Shôhei Manabe, sur le plan strictement narratif, a fait avec son œuvre que ce que Motorô Mase rêvait d’accomplir avec Ikigami. À savoir rapporter les instants de vie de ces nouveaux personnages frappés par ce qui constitue le centre névralgique de l’œuvre. Si Shôhei Manabe y est parvenu, c’est car on devine le travail de documentation qui fut le sien afin de crédibiliser son récit au point de le rendre sinistrement réaliste. Je m’en pourléchais trop avidement pour ne pas m’en être rendu compte. C’est à se demander si, lui-même, de ce milieu, il n’en a pas été, au moins par capillarité. Je ne l’accuse de rien, l’homme-là ! Mais c’est parfois trop bien écrit pour être innocent. Et ce n’est pas moi qui m’en plaindrais.


La prostitution induite par le surendettement, quand elle s’impose dans les chapitres suivants, est cette fois traitée beaucoup plus intelligemment. Il y a ce qui y conduit – en dehors de la dette – et ce qui amorce une descente sans cesse plus abrupte, néanmoins graduelle et, là encore, réaliste en diable. L’engrenage s’amorce un cran après l’autre jusqu’à ce que celle ou celui qui y a initialement mis le doigts, finisse broyé tout entier.


Le drame n’est pas forcé ou sur-exagéré, mais il y est terrible à souhait. Je m’en délectais d’un sourire malsain, mais toute personne convenable se sentira mal de constater jusqu’à quelles basses strates peut s’occasionner une descente aux Enfers. On y trouve chaque fois un nouvel étage dérobé, et ce qui y conduit tombe toujours à propos pour justifier qu’on y accède. Certains endettés qu’on nous présente, cependant, apprennent de leur mésaventure et en ressortent grandis. Ils sont rares, mais il y en a.


Ushijima, comme personnage, s’en sort cependant trop bien. La police, les avocats, il les envoie péter avec désinvolture. Il prétendra même qu’il est aisé de ne rien leur devoir dès lors où on leur dit tout sans chercher à s’opposer à eux. Alors… à l’intention de ceux qui pourraient être tentés d’y croire… non. Clairement pas.

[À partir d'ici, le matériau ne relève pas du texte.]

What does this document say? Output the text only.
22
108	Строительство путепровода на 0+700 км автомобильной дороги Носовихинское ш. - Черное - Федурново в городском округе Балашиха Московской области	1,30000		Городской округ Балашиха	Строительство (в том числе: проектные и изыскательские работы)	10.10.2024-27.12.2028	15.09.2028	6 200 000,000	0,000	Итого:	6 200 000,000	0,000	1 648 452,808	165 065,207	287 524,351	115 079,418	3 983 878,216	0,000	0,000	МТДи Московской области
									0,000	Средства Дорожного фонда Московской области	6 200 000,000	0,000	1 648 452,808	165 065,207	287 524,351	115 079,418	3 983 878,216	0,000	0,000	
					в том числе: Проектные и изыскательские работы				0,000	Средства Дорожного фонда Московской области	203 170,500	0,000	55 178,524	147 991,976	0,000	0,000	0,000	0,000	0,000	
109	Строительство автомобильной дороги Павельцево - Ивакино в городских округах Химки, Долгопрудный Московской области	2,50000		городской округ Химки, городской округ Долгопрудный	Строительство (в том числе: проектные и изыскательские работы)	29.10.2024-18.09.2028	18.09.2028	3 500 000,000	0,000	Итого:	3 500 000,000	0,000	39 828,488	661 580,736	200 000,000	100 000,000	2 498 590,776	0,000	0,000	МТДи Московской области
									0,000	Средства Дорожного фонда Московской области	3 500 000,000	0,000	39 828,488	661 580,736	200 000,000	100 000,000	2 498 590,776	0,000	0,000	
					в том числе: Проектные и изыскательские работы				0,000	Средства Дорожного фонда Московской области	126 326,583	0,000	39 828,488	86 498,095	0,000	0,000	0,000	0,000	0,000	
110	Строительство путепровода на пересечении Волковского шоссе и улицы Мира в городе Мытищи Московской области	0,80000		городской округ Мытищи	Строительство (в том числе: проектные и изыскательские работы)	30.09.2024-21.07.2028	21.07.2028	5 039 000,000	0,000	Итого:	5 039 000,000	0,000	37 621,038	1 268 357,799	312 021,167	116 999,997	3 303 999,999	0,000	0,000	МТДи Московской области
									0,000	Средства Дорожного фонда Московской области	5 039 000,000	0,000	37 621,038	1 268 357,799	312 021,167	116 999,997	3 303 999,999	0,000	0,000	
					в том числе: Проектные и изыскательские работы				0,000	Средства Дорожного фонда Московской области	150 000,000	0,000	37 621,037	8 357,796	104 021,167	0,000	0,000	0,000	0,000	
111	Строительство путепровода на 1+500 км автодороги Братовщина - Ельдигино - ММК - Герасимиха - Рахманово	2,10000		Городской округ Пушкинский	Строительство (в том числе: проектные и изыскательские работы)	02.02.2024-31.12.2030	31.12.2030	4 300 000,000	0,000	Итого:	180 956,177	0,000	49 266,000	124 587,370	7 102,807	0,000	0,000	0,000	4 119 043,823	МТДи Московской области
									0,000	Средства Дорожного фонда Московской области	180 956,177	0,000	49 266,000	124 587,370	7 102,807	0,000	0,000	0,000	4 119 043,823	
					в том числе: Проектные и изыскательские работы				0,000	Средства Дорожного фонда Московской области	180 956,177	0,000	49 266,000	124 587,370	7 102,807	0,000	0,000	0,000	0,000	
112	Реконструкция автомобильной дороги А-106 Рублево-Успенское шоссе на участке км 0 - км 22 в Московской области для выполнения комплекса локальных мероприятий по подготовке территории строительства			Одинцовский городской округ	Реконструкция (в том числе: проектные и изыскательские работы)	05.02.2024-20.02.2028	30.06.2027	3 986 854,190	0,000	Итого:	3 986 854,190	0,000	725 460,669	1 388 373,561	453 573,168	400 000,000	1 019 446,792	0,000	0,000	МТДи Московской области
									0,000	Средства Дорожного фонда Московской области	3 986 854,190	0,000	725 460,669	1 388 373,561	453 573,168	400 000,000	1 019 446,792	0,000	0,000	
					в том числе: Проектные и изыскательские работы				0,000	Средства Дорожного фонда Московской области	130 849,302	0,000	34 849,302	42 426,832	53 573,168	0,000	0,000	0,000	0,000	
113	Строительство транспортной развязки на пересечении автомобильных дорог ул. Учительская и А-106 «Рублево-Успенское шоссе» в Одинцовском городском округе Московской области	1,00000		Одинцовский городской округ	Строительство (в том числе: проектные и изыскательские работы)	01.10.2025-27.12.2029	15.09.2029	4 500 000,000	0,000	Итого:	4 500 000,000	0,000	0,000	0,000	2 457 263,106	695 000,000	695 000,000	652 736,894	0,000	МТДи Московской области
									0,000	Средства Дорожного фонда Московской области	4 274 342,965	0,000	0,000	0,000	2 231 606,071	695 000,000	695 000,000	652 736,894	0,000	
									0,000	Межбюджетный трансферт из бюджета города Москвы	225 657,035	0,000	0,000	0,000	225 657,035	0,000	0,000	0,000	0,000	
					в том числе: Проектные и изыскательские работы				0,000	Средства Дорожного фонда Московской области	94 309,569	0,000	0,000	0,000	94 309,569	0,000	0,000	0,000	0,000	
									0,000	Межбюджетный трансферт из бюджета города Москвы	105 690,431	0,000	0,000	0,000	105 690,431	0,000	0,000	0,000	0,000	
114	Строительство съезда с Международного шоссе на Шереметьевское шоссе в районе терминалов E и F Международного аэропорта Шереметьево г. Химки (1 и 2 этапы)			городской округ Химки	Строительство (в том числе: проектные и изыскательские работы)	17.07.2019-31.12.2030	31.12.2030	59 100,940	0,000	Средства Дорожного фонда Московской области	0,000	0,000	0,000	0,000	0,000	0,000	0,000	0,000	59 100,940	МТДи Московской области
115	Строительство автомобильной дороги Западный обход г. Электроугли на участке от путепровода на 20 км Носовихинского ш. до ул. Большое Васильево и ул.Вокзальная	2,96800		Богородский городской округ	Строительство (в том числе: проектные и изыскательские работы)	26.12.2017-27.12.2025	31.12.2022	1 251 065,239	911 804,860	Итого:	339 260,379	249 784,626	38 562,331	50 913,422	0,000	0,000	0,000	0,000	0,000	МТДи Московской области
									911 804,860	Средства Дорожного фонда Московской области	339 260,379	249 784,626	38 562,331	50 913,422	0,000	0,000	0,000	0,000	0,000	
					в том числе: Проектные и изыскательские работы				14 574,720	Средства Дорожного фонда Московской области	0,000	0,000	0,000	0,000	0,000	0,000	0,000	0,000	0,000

Surtout si vous menez une entreprise criminelle qui brasse beaucoup de pognon. Dans les faits, les usuriers changent souvent de raison sociale et disparaissent peu de temps après avoir commencé leur rapine. Ils sont pareils aux pirates qui, jadis, n’arpentaient les mers que durant quelques mois avant de disparaître pour une raison… ou pour une autre.

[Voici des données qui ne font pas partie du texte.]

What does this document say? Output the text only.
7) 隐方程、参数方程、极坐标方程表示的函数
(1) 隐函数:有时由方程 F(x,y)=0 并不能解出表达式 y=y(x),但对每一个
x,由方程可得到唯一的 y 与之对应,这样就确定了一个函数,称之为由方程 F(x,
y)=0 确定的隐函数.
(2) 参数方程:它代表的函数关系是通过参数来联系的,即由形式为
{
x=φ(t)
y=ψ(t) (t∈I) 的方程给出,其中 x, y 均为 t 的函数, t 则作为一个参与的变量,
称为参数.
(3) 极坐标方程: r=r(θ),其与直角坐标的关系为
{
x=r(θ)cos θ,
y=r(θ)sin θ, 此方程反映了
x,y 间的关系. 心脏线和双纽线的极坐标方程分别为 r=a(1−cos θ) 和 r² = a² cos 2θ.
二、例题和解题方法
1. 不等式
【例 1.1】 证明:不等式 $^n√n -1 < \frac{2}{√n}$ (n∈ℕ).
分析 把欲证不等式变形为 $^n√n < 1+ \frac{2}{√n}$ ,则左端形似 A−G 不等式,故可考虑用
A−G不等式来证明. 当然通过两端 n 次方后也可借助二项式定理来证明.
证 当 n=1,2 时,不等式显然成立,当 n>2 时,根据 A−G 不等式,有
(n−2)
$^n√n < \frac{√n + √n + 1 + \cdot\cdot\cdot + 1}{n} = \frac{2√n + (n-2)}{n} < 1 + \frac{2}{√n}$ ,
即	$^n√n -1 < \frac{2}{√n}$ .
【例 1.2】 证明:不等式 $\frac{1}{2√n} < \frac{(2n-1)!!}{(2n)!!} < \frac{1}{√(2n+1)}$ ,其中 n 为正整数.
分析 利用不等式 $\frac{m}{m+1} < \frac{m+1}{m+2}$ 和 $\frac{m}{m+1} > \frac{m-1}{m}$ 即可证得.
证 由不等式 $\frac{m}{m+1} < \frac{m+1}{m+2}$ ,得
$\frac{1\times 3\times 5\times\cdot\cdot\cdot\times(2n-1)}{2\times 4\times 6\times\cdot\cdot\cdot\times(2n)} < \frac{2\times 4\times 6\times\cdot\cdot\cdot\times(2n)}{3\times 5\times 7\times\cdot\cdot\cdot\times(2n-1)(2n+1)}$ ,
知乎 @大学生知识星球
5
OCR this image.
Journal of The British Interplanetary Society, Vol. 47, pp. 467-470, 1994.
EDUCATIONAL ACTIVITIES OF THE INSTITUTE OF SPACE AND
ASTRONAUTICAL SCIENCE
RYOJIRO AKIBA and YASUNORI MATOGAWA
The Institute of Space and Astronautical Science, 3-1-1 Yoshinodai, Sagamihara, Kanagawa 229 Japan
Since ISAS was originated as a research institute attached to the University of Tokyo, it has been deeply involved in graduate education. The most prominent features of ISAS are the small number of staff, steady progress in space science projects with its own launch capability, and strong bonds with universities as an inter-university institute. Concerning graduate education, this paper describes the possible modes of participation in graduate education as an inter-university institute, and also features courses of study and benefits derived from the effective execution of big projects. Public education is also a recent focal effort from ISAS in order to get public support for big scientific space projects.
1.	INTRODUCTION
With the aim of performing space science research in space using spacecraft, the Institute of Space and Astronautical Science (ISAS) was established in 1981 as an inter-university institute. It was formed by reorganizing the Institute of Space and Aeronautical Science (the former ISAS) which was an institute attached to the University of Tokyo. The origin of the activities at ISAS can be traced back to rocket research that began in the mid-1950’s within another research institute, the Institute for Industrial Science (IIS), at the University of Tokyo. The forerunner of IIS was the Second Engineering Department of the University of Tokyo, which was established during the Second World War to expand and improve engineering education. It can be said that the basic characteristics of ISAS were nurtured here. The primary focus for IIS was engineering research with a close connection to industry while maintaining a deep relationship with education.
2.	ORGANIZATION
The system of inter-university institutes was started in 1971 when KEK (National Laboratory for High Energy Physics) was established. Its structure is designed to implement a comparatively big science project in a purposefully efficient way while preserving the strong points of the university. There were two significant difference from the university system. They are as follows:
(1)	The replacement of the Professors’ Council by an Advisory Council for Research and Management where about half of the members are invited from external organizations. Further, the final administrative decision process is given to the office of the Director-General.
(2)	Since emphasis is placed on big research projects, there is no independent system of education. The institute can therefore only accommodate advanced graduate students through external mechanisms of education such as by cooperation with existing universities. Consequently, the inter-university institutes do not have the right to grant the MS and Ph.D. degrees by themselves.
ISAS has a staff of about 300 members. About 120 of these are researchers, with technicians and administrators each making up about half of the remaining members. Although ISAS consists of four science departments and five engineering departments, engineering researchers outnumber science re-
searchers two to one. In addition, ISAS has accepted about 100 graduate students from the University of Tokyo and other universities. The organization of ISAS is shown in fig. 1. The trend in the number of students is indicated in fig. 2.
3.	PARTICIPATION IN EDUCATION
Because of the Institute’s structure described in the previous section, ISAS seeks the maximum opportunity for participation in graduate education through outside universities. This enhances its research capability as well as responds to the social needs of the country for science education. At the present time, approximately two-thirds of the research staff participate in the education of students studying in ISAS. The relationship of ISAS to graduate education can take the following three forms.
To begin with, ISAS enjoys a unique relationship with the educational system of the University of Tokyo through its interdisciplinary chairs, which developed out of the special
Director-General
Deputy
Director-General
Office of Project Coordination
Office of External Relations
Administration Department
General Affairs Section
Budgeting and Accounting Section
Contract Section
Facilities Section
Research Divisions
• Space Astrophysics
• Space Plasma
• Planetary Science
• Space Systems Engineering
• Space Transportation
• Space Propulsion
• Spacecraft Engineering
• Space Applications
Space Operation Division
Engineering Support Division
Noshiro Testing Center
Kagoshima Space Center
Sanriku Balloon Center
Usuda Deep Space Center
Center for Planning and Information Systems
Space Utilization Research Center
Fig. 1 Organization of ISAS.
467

Les arnaques à l’usure sont elles aussi bien foutues, notamment le coup du faux permis. Je craignais, passés les cinq premiers chapitres, qu’on suive justement un itinéraire typé Ikigami, à suivre à chaque chapitre qui passe les pérégrinations des endettés. Bien assez vite, l’intrigue se recentre autour d’Ushijima pour des arcs narratifs incombant à son affaire. Seulement… le fait qu’il soit sans cesse au-dessus de tout, jamais en proie à la moindre adversité, tend à gâter l’intérêt d’histoires dont on sait qu’il ressortira vainqueur et sans avoir à forcer. Il ferait face à Raoh que je me ferais aucun mouron pour lui. Du moins, je l’aurais cru si je m’étais arrêté au deuxième volume. Rendu plus professionnel à mesure que les chapitres progressaient, l’auteur a soigné son récit, ses personnages, ses enjeux et tout ce qui pouvait y avoir trait. Enfin Ushijima abandonnait ses grands airs pour mieux accepter sa part de responsabilités ainsi que les innombrables emmerdes y étant corrélées. D’autant que le script est très bien écrit, sans rature ni fioriture ni extravagance.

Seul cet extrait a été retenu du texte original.